Mio padre, educatore piuttosto rigido in famiglia, mi ha insegnato che la modestia è una virtù. Mi ha anche spiegato pazientemente che come modestia si intende qualcosa di simile a sminuire le proprie capacità e, pensando forse di farmi un complimento, mi disse che non avrei avuto particolari problemi ad essere modesta, non avendo particolari capacità di cui vantarmi.
Negli anni ho studiato la Bibbia, la Kabbalah e l’I Ching: tre testi che ci sono arrivati attraverso i secoli, pieni di saggezza e spiritualità.
Tutti e tre parlano di modestia, ma il concetto, praticamente uguale nei tre Libri, presenta alcune importanti diversità con ciò che avevo imparato.

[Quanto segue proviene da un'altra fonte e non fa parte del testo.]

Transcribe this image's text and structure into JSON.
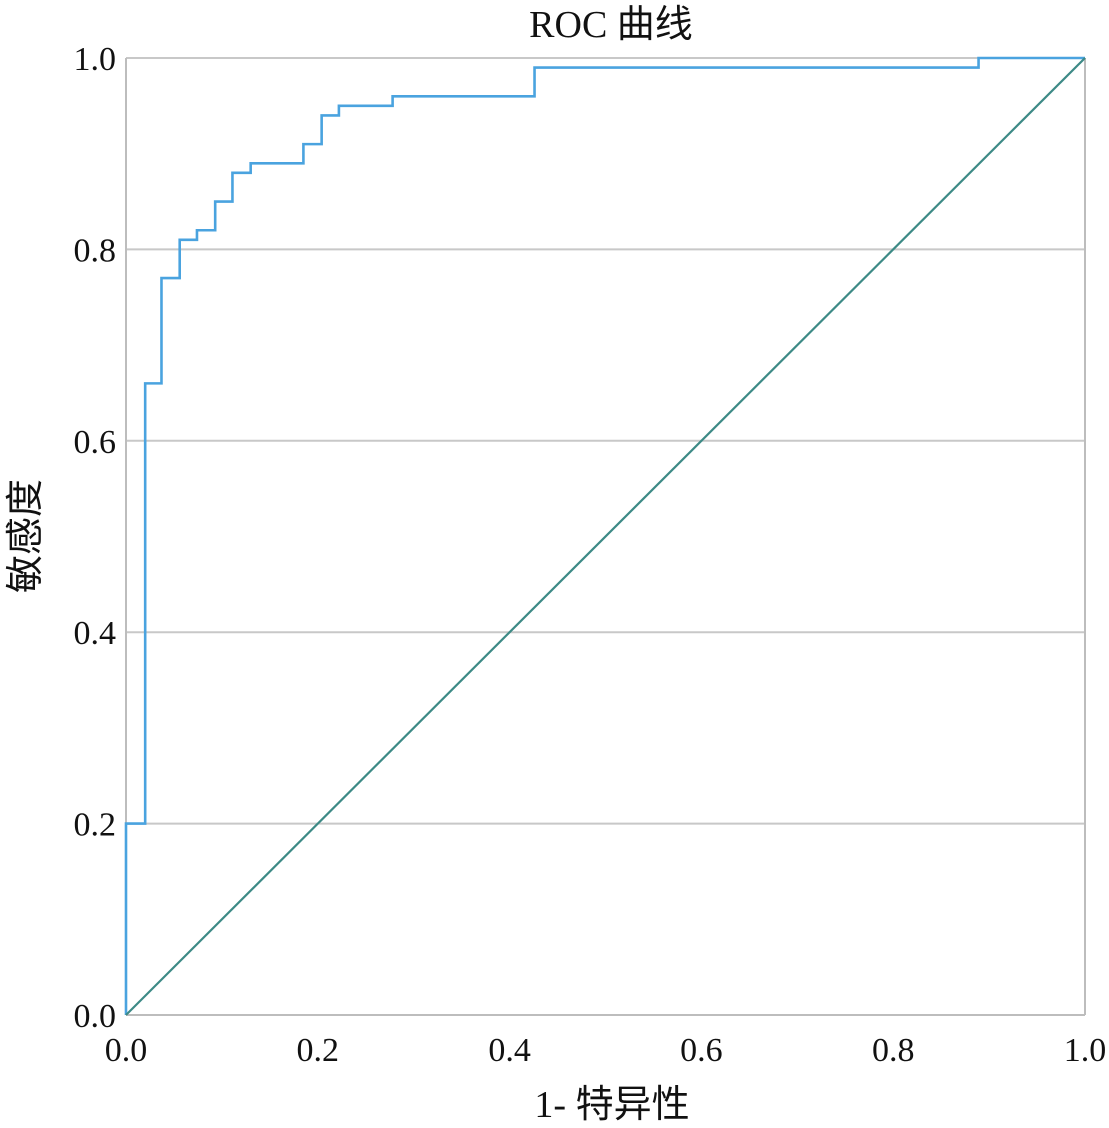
{
  "chart_data": {
    "type": "line",
    "title": "ROC 曲线",
    "xlabel": "1- 特异性",
    "ylabel": "敏感度",
    "xlim": [
      0,
      1
    ],
    "ylim": [
      0,
      1
    ],
    "x_ticks": [
      "0.0",
      "0.2",
      "0.4",
      "0.6",
      "0.8",
      "1.0"
    ],
    "y_ticks": [
      "0.0",
      "0.2",
      "0.4",
      "0.6",
      "0.8",
      "1.0"
    ],
    "grid": "horizontal",
    "series": [
      {
        "color": "#4aa3df",
        "style": "step",
        "x": [
          0.0,
          0.0,
          0.02,
          0.02,
          0.037,
          0.037,
          0.056,
          0.056,
          0.074,
          0.074,
          0.093,
          0.093,
          0.111,
          0.111,
          0.13,
          0.13,
          0.185,
          0.185,
          0.204,
          0.204,
          0.222,
          0.222,
          0.278,
          0.278,
          0.426,
          0.426,
          0.889,
          0.889,
          1.0
        ],
        "y": [
          0.0,
          0.2,
          0.2,
          0.66,
          0.66,
          0.77,
          0.77,
          0.81,
          0.81,
          0.82,
          0.82,
          0.85,
          0.85,
          0.88,
          0.88,
          0.89,
          0.89,
          0.91,
          0.91,
          0.94,
          0.94,
          0.95,
          0.95,
          0.96,
          0.96,
          0.99,
          0.99,
          1.0,
          1.0
        ]
      },
      {
        "color": "#3d8a86",
        "style": "reference",
        "x": [
          0.0,
          1.0
        ],
        "y": [
          0.0,
          1.0
        ]
      }
    ]
  }
}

Modestia significa non vantarsi dei risultati ottenuti, non cercare successi esclusivamente a proprio beneficio, non affannarsi in imprese al di sopra delle proprie capacità, ma anche non rifuggire compiti che, invece, siamo in grado di portare a termine, per quanto sembrino gravosi o difficili.

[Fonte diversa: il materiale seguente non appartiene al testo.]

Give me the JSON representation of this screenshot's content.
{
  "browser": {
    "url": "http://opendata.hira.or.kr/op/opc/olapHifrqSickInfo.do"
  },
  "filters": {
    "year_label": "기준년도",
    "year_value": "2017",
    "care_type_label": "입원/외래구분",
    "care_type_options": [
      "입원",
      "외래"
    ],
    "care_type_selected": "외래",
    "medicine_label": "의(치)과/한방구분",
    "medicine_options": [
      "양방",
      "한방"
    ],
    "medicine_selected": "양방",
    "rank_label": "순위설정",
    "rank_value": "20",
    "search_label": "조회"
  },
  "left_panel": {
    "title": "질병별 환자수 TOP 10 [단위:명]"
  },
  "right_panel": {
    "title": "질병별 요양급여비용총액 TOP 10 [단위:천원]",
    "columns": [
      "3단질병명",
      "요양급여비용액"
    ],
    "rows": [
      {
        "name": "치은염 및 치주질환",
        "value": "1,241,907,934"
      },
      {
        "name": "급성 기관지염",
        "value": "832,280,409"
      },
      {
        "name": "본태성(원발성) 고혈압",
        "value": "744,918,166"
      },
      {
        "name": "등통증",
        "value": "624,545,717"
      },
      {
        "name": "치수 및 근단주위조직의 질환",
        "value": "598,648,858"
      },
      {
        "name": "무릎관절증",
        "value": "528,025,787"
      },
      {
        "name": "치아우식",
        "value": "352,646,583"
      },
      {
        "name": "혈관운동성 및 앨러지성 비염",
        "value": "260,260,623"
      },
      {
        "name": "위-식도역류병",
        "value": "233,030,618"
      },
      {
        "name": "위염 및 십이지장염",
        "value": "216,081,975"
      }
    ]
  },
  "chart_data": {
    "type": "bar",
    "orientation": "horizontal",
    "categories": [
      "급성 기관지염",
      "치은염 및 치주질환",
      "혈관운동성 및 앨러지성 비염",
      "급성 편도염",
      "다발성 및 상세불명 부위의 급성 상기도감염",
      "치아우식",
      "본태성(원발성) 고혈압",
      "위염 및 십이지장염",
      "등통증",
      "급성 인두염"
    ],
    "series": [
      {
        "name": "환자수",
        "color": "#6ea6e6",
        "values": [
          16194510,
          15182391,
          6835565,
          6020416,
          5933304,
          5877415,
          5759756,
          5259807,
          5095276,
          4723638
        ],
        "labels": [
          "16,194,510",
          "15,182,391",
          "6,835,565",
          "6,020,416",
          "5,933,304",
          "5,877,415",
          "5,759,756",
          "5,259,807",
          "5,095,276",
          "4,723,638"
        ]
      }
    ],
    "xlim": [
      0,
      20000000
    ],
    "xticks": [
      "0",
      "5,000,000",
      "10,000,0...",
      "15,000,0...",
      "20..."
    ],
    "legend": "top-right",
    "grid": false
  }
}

La persona modesta è attiva e soprattutto proattiva: agisce in armonia con l’universo, il proprio compito e il proprio destino.
Davanti ad un incarico che appare terrificante, quasi impossibile, non si ritrae, ma si impegna a comprendere se è necessario per il bene comune e se il compito gli viene segnalato dal proprio ego o dal destino, o da Dio stesso. Nel primo caso si ritrae, ma nel secondo caso non importa quanto dovrà studiare o faticare: il compito verrà portato a termine.